Si le désert impose ses dimensions au cadre, qui se resserre souvent sur les groupes ou les visages, le film ne prend pas pour autant un parti pris esthétisant. Le désert et le soleil y apparaissent dans leur couleur de plomb. Refusant aussi la forme de l’entretien propre au film ethnologique, capturant des moments, des gestes, des palabres et des confidences, Vents de sables réussit à saisir ces femmes dans leur environnement, dans leurs rapports aux groupes qu’elles forment, aux hommes et, plus généralement, à leur condition de femmes. Avec beaucoup de finesse et d’écoute, se voulant neutre et invisible, la caméra enregistre ces moments-clés où des intimités, en se dévoilant, désignent, par opposition ou, au contraire, par adéquation, les pans entiers d’une société qui les construit. Et le film, par touches successives, révèle un monde, sur le point de disparaître (du pétrole, des grandes compagnies internationales, la modernité… tout cela n’est pas loin.)

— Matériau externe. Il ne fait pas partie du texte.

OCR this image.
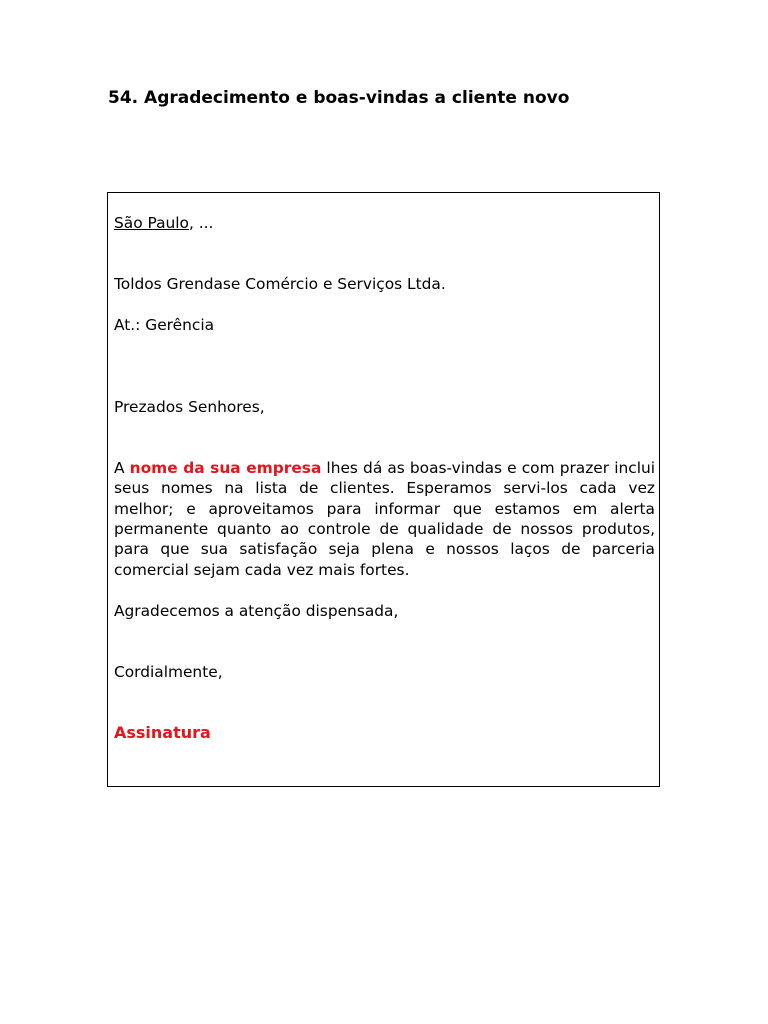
54. Agradecimento e boas-vindas a cliente novo

São Paulo, ...

Toldos Grendase Comércio e Serviços Ltda.

At.: Gerência

Prezados Senhores,

A nome da sua empresa lhes dá as boas-vindas e com prazer inclui seus nomes na lista de clientes. Esperamos servi-los cada vez melhor; e aproveitamos para informar que estamos em alerta permanente quanto ao controle de qualidade de nossos produtos, para que sua satisfação seja plena e nossos laços de parceria comercial sejam cada vez mais fortes.

Agradecemos a atenção dispensada,

Cordialmente,

Assinatura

La progression de la caravane est scandée par les explications de Domagali, l’aînée, qui en a pris la tête, et qui, telle une conteuse, raconte la portée et les étapes du voyage. Des intertitres décomptent les jours. Une musique aérienne et étrange fait aussi basculer, par instants, les images dans une sorte d’atemporalité. Vents de sable prend ainsi doucement l’ampleur du mythe, mais sans jamais caricaturer la vie de ces femmes, rieuses et fortes dans un quotidien bien réel et aride.

Mais, à force de ne rien vouloir expliquer et de tout feuilleter, Vents de sable, intelligent et fin pourtant, frôle une certaine légèreté derrière laquelle la simplification abusive pointe le bout de son nez - et une sorte d’humanisme de bas étage un peu mièvre sur toutes les femmes du monde sœurs devant l’adversité… À force de croire en la fiction du documentaire (un observateur neutre et invisible), le film en vient aussi à manquer paradoxalement d’altérité. C’est que rien ne nous est donné à sentir et à voir de la confrontation entre la réalisatrice (et son équipe, sa technique, sa machinerie…) et ces femmes (qui rêvent d’électricité). Sauf cette séquence où elles font une pause dans la récolte devant la télévision, et se mettent à commenter le physique des femmes blanches à l’écran. Celles qu’on regarde nous regardent aussi. C’est une très belle séquence.

Sortie le 19 mai. Distribué par Cinéart.